Their plan would back-load the deficit reduction to avoid harming the economic recovery, with 95 percent of deficit-cutting taking place in 2016 or later.

In its reliance on both spending cuts and tax increases, the Bowles-Simpson plan resembles the budget outlined by the president, who has said he met Republicans more than halfway.

“He still has to find a dancing partner in Congress,” said Rep. Xavier Becerra, a California Democrat who served on the presidential deficit-cutting commission led by Simpson and Bowles in 2010 and voted against its report.

The spending cuts proposed by Simpson and Bowles are larger than those in Obama’s budget and smaller than the ones proposed by House Republicans, who aim to balance the budget by 2023 through cuts alone. The updated plan, which expands on a framework from February, was designed to take last year’s unsuccessful negotiations between Obama and House Speaker John Boehner as a starting point.
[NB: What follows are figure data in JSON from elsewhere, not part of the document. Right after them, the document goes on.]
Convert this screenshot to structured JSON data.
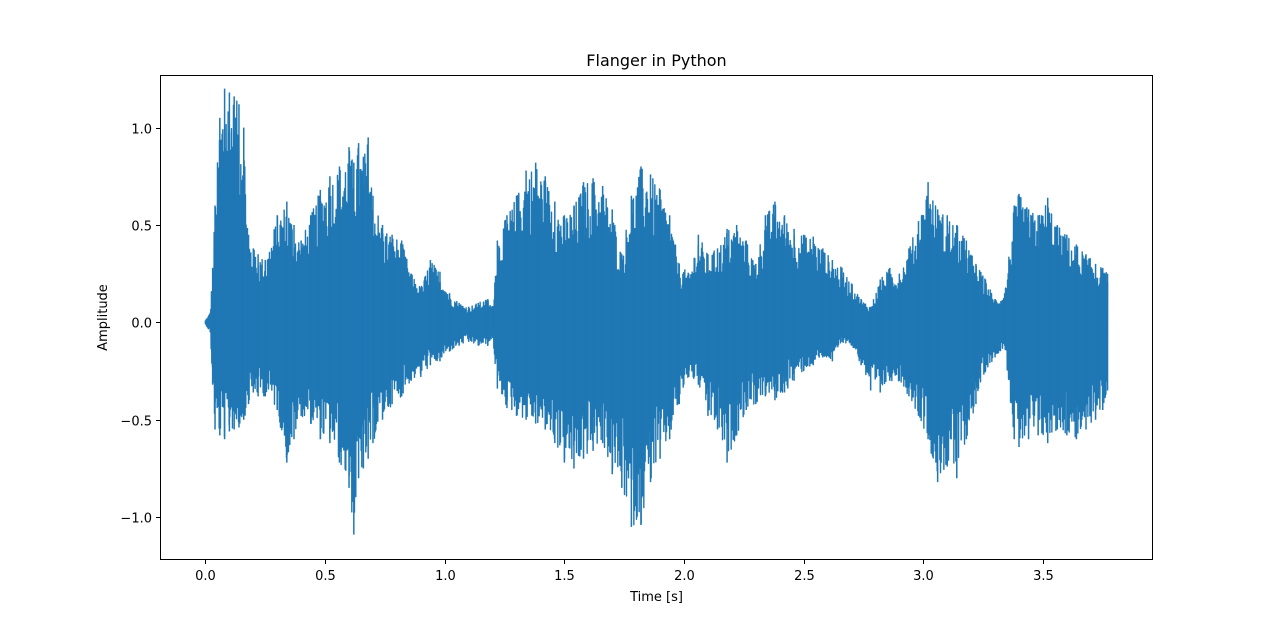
{
  "chart_data": {
    "type": "line",
    "title": "Flanger in Python",
    "xlabel": "Time [s]",
    "ylabel": "Amplitude",
    "xlim": [
      -0.19,
      3.96
    ],
    "ylim": [
      -1.22,
      1.27
    ],
    "x_ticks": [
      0.0,
      0.5,
      1.0,
      1.5,
      2.0,
      2.5,
      3.0,
      3.5
    ],
    "x_tick_labels": [
      "0.0",
      "0.5",
      "1.0",
      "1.5",
      "2.0",
      "2.5",
      "3.0",
      "3.5"
    ],
    "y_ticks": [
      1.0,
      0.5,
      0.0,
      -0.5,
      -1.0
    ],
    "y_tick_labels": [
      "1.0",
      "0.5",
      "0.0",
      "−0.5",
      "−1.0"
    ],
    "grid": false,
    "legend": "none",
    "series": [
      {
        "color": "#1f77b4",
        "envelope": {
          "x": [
            0.0,
            0.02,
            0.03,
            0.04,
            0.06,
            0.08,
            0.1,
            0.12,
            0.14,
            0.16,
            0.18,
            0.2,
            0.22,
            0.25,
            0.3,
            0.34,
            0.37,
            0.4,
            0.44,
            0.48,
            0.52,
            0.56,
            0.6,
            0.62,
            0.64,
            0.66,
            0.68,
            0.7,
            0.74,
            0.78,
            0.82,
            0.86,
            0.9,
            0.94,
            0.98,
            1.02,
            1.06,
            1.1,
            1.14,
            1.18,
            1.2,
            1.22,
            1.26,
            1.3,
            1.34,
            1.38,
            1.42,
            1.46,
            1.5,
            1.54,
            1.58,
            1.62,
            1.66,
            1.7,
            1.74,
            1.78,
            1.82,
            1.86,
            1.9,
            1.94,
            1.98,
            2.02,
            2.06,
            2.1,
            2.14,
            2.18,
            2.22,
            2.26,
            2.3,
            2.34,
            2.38,
            2.42,
            2.46,
            2.5,
            2.54,
            2.58,
            2.62,
            2.66,
            2.7,
            2.74,
            2.78,
            2.82,
            2.86,
            2.9,
            2.94,
            2.98,
            3.02,
            3.06,
            3.1,
            3.14,
            3.18,
            3.22,
            3.26,
            3.3,
            3.34,
            3.38,
            3.4,
            3.44,
            3.48,
            3.52,
            3.56,
            3.6,
            3.64,
            3.68,
            3.72,
            3.75,
            3.77
          ],
          "upper": [
            0.01,
            0.05,
            0.28,
            0.6,
            1.05,
            1.2,
            1.18,
            1.16,
            1.12,
            1.0,
            0.45,
            0.38,
            0.35,
            0.32,
            0.55,
            0.62,
            0.5,
            0.42,
            0.55,
            0.68,
            0.75,
            0.8,
            0.9,
            0.82,
            0.92,
            0.85,
            0.95,
            0.65,
            0.5,
            0.45,
            0.42,
            0.25,
            0.18,
            0.32,
            0.26,
            0.15,
            0.1,
            0.08,
            0.1,
            0.12,
            0.08,
            0.42,
            0.55,
            0.65,
            0.78,
            0.82,
            0.75,
            0.62,
            0.55,
            0.6,
            0.72,
            0.74,
            0.7,
            0.58,
            0.35,
            0.65,
            0.8,
            0.76,
            0.68,
            0.55,
            0.3,
            0.25,
            0.45,
            0.35,
            0.38,
            0.48,
            0.5,
            0.42,
            0.3,
            0.55,
            0.62,
            0.55,
            0.48,
            0.45,
            0.44,
            0.38,
            0.32,
            0.28,
            0.2,
            0.12,
            0.08,
            0.22,
            0.28,
            0.25,
            0.38,
            0.52,
            0.72,
            0.58,
            0.55,
            0.5,
            0.42,
            0.3,
            0.22,
            0.12,
            0.15,
            0.6,
            0.66,
            0.58,
            0.55,
            0.64,
            0.5,
            0.45,
            0.4,
            0.35,
            0.3,
            0.28,
            0.25
          ],
          "lower": [
            -0.01,
            -0.05,
            -0.32,
            -0.55,
            -0.58,
            -0.6,
            -0.56,
            -0.55,
            -0.54,
            -0.5,
            -0.42,
            -0.36,
            -0.38,
            -0.38,
            -0.45,
            -0.72,
            -0.6,
            -0.48,
            -0.52,
            -0.6,
            -0.62,
            -0.72,
            -0.85,
            -1.09,
            -0.8,
            -0.75,
            -0.7,
            -0.62,
            -0.5,
            -0.42,
            -0.38,
            -0.3,
            -0.28,
            -0.22,
            -0.2,
            -0.15,
            -0.12,
            -0.1,
            -0.12,
            -0.12,
            -0.08,
            -0.34,
            -0.44,
            -0.48,
            -0.5,
            -0.52,
            -0.55,
            -0.62,
            -0.72,
            -0.75,
            -0.7,
            -0.66,
            -0.62,
            -0.78,
            -0.85,
            -1.05,
            -1.04,
            -0.82,
            -0.7,
            -0.6,
            -0.42,
            -0.28,
            -0.32,
            -0.48,
            -0.55,
            -0.72,
            -0.58,
            -0.45,
            -0.42,
            -0.38,
            -0.4,
            -0.36,
            -0.3,
            -0.25,
            -0.22,
            -0.18,
            -0.2,
            -0.1,
            -0.12,
            -0.22,
            -0.35,
            -0.36,
            -0.3,
            -0.3,
            -0.38,
            -0.48,
            -0.6,
            -0.82,
            -0.74,
            -0.8,
            -0.6,
            -0.42,
            -0.25,
            -0.18,
            -0.12,
            -0.6,
            -0.64,
            -0.6,
            -0.58,
            -0.62,
            -0.55,
            -0.58,
            -0.6,
            -0.55,
            -0.5,
            -0.45,
            -0.35
          ]
        }
      }
    ]
  }
}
The plan calls for $385 billion in cuts in so-called discretionary spending, more than half of which would come from defense programs.

“Anybody who believes we’re hollowing out the defense budget is hollow in your head,” Simpson said Friday, adding there is plenty of room to cut contracting and other items. “This is disgusting when people say you can’t touch the defense budget.”
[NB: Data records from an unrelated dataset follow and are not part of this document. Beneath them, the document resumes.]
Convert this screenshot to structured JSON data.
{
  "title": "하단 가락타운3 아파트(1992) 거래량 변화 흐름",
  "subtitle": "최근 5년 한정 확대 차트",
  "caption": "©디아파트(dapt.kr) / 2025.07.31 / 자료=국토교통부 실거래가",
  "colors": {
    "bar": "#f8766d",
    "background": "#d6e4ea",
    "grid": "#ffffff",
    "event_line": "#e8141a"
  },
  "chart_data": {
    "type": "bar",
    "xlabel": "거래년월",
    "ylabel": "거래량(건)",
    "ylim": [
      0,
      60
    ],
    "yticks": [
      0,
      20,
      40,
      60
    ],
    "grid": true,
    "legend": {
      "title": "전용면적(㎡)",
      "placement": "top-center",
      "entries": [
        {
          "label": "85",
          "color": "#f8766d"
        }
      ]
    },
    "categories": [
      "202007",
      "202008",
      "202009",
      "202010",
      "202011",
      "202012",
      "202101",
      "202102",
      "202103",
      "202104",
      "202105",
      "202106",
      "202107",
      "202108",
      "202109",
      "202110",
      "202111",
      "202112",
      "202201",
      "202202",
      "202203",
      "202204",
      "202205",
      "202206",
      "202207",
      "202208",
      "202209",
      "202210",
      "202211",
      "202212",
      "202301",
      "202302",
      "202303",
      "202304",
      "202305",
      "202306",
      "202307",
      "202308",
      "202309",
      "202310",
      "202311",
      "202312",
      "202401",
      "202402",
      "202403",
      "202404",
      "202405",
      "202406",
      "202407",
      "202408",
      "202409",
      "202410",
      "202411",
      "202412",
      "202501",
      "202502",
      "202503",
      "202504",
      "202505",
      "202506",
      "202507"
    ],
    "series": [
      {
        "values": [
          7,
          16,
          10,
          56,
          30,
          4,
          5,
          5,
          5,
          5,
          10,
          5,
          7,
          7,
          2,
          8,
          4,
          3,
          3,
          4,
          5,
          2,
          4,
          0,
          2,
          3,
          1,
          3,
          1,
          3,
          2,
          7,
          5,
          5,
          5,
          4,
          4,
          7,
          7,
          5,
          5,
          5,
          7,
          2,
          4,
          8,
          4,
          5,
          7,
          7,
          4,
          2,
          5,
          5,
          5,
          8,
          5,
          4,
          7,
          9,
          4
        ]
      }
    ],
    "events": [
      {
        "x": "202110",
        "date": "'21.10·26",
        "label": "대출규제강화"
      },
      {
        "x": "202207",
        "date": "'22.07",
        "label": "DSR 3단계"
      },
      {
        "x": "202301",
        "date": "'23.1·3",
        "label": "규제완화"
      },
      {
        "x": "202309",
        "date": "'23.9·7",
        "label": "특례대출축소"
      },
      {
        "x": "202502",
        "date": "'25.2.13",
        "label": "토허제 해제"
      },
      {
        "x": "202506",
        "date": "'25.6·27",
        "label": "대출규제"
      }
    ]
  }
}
B owles and Simpson would cut $585 billion from health-care spending, including expanded means-testing of Medicare benefits. They would also cut $265 billion from other programs, such as agricultural subsidies and higher education.
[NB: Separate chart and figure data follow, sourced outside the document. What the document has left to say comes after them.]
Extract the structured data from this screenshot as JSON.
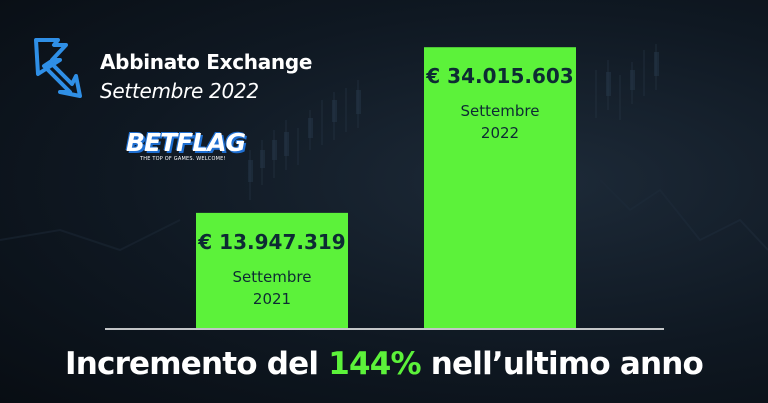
{
  "header": {
    "title": "Abbinato Exchange",
    "subtitle": "Settembre 2022"
  },
  "brand": {
    "name": "BETFLAG",
    "tagline": "THE TOP OF GAMES. WELCOME!",
    "logo_icon": "arrow-logo-icon"
  },
  "colors": {
    "background": "#0f1822",
    "bar": "#5cf23a",
    "bar_text": "#0d2b33",
    "accent": "#5cf23a",
    "logo_blue": "#1f6fd1",
    "axis": "#ffffff"
  },
  "chart_data": {
    "type": "bar",
    "categories": [
      "Settembre 2021",
      "Settembre 2022"
    ],
    "values": [
      13947319,
      34015603
    ],
    "value_labels": [
      "€ 13.947.319",
      "€ 34.015.603"
    ],
    "category_lines": [
      [
        "Settembre",
        "2021"
      ],
      [
        "Settembre",
        "2022"
      ]
    ],
    "ylim": [
      0,
      36100000
    ],
    "grid": false,
    "legend": "none"
  },
  "footer": {
    "prefix": "Incremento del ",
    "highlight": "144%",
    "suffix": " nell’ultimo anno"
  }
}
Their plan adopts the chained consumer price index, a typically slower measure of inflation for benefits and tax brackets that Obama included in his budget.

Part of the plan is a rewrite of the U.S. tax code that would lower tax rates, remove breaks and impose lighter levies on multinational companies’ overseas income. It would establish an enforcement mechanism if Congress fails to act on taxes, implementing across-the-board limits on tax breaks.

Simpson and Bowles have been campaigning for bipartisan deficit reduction since 2010. That’s when they were co-chairmen of Obama’s deficit-reduction panel and produced a final report that received 11 of 18 votes, three short of the number needed to force congressional consideration.

Bowles praised Obama’s chained CPI offer, cuts in domestic spending, support for a corporate tax rate cut and proposals to limit health care spending.

“All of those things will make the other side much more likely to do a deal,” Bowles said.

The next potential point for action is an increase in the debt limit, which will be needed in the next several months. Bowles said Congress has “one last good chance” to get a deal done between now and Aug. 1.

Instead of a so-called grand bargain, U.S. lawmakers so far have imposed about $2.7 trillion in deficit reduction through a series of deadline-driven agreements. That total doesn’t include the sequestration cuts.

The across-the-board cuts known as sequestration are to shrink federal spending authority by $85 billion for the budget year through Sept. 30 and total $1.2 trillion over nine years. The Congressional Budget Office estimates that actual spending in fiscal 2013 could decrease by just $42 billion because of long-term contracts, which spread spending over several years.

“That’s not nothing,” Bowles said. “That’s a good step in the right direction. It doesn’t get us to the promised land.”

If enacted, the Bowles-Simpson plan would raise total deficit reduction to $5.2 trillion, with about 72 percent of that coming from spending cuts.